Voici une semaine, j’étais sur le départ pour La Gaude (prononcer avec un o ouvert, comme les…, et non à la bourguignonne, avec un ô, comme les galettes de maïs bressanes de mon enfance), et je n’en ai pas encore écrit un mot.

Injustice ! car malgré l’azur qui manquait quelque peu sur la côte, nous avons été reçus comme des rois. Je ne dirai rien de l’hébergement que nous avait réservé le Maître Jacques de ce salon, Gilbert Lugara, du Panorama du livre. Rien, sinon, pour vous faire saliver, que nous avions une vue imprenable sur la Baie des Anges, un olivier (auprès duquel j’ai pu faire mes dévotions à Athéna), que nous sommes allés cueillir un citron pour en mettre une tranchette dans notre thé et que les fleurs d’oranger embaumaient !

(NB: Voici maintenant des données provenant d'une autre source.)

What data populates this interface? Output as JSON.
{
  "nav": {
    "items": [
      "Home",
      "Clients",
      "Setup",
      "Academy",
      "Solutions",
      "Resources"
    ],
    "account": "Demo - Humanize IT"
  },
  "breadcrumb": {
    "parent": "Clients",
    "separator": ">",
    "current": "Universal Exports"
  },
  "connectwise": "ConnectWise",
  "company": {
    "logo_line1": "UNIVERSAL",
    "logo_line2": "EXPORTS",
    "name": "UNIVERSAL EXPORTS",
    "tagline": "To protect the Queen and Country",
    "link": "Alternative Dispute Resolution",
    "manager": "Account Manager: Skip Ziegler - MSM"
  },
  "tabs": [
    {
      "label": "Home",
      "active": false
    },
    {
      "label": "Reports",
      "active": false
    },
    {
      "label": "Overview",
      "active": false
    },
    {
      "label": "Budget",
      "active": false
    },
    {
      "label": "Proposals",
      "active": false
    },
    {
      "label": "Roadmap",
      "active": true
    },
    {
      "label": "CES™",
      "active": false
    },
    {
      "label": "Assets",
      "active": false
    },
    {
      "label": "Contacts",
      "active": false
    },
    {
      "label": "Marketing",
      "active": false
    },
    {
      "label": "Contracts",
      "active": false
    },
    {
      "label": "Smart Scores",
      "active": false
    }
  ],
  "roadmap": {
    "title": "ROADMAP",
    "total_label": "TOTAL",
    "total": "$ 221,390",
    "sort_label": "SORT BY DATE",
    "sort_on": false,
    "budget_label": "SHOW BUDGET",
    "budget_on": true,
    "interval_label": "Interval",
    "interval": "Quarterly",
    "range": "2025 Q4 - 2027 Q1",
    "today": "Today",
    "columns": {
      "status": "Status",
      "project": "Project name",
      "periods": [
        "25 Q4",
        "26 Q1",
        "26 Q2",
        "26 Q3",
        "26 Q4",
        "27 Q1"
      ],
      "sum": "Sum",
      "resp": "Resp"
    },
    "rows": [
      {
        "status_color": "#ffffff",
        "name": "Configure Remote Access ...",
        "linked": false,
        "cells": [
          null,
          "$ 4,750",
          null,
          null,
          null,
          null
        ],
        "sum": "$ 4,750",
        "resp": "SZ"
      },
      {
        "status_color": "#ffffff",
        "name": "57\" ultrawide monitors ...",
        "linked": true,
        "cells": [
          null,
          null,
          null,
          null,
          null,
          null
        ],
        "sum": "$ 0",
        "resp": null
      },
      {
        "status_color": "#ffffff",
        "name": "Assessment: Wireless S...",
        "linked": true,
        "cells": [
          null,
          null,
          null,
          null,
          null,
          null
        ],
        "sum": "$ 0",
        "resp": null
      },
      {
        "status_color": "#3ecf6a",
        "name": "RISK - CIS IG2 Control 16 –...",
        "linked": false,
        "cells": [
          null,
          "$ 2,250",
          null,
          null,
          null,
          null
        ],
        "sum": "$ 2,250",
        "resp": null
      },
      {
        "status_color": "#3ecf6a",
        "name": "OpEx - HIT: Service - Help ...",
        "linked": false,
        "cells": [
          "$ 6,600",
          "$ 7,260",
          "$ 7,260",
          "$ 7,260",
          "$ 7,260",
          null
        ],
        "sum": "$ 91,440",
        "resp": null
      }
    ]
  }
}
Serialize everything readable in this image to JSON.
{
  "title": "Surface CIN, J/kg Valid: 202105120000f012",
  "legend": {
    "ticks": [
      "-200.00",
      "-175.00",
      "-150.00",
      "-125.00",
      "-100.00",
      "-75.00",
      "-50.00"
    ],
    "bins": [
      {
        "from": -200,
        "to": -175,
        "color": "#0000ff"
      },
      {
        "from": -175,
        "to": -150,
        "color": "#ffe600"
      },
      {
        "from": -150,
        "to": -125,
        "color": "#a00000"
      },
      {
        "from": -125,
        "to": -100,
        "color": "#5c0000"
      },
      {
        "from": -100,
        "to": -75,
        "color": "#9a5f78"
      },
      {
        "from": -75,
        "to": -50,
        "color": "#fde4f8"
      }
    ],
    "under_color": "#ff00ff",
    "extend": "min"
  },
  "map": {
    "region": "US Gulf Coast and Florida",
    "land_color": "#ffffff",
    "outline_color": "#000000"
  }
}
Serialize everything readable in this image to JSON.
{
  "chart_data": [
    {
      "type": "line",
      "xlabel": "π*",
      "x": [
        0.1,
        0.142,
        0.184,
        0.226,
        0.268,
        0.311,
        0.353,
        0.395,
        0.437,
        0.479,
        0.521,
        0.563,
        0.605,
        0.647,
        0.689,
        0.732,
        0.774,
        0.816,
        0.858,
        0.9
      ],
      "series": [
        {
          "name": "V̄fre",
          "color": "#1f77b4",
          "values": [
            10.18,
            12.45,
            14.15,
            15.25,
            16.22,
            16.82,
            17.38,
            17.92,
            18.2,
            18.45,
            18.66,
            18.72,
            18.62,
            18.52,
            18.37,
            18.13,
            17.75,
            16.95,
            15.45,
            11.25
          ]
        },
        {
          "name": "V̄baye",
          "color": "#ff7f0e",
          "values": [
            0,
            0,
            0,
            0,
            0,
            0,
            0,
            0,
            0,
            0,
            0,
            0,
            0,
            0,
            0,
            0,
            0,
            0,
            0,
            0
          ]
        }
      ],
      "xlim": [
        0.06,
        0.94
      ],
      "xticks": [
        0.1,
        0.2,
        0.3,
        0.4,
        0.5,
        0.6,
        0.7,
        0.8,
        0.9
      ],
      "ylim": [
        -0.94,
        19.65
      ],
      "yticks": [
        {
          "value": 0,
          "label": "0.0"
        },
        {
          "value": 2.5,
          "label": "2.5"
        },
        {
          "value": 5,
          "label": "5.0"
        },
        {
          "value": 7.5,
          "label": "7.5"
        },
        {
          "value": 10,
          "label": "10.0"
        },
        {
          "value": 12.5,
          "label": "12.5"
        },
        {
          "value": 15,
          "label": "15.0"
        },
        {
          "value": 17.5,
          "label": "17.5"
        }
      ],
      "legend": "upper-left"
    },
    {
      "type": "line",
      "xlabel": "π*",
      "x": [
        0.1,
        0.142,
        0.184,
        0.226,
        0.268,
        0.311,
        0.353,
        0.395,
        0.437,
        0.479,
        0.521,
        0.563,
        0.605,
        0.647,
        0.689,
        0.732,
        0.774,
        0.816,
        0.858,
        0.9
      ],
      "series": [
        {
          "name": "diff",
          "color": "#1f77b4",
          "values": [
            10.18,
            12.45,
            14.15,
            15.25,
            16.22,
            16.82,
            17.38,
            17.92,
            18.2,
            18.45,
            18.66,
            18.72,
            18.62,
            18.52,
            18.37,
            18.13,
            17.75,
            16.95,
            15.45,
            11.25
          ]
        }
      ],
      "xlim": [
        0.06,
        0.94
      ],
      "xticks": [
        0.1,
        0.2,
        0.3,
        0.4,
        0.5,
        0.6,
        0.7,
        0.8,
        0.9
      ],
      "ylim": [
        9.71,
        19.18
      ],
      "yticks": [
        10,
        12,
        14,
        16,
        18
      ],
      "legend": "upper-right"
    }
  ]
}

Nous, en l’occurrence, c’est ma princesse byzantine et moi. Et ma princesse byzantine, c’est Marina Dédéyan , l’auteur de L’Aigle de Constantinople, que j’ai rencontrée (sur des passions communes… celle de la dignité humaine, notamment ; voir plus bas) aux Mots Doubs de Besançon, lors de la sortie de La Quatrième Révélation. Marina qui est devenue une amie au point qu’elle nous confie, à Frédéric et à moi, la garde du cochon d’Inde de son fils, nommée Miss Polémic : c’est dire l’étroitesse de nos liens ! C'est à elle aussi que je dois d'avoir rencontré Marc Menant, à Saint-Louis : tous sur Europe 1, samedi qui vient à 15h15 !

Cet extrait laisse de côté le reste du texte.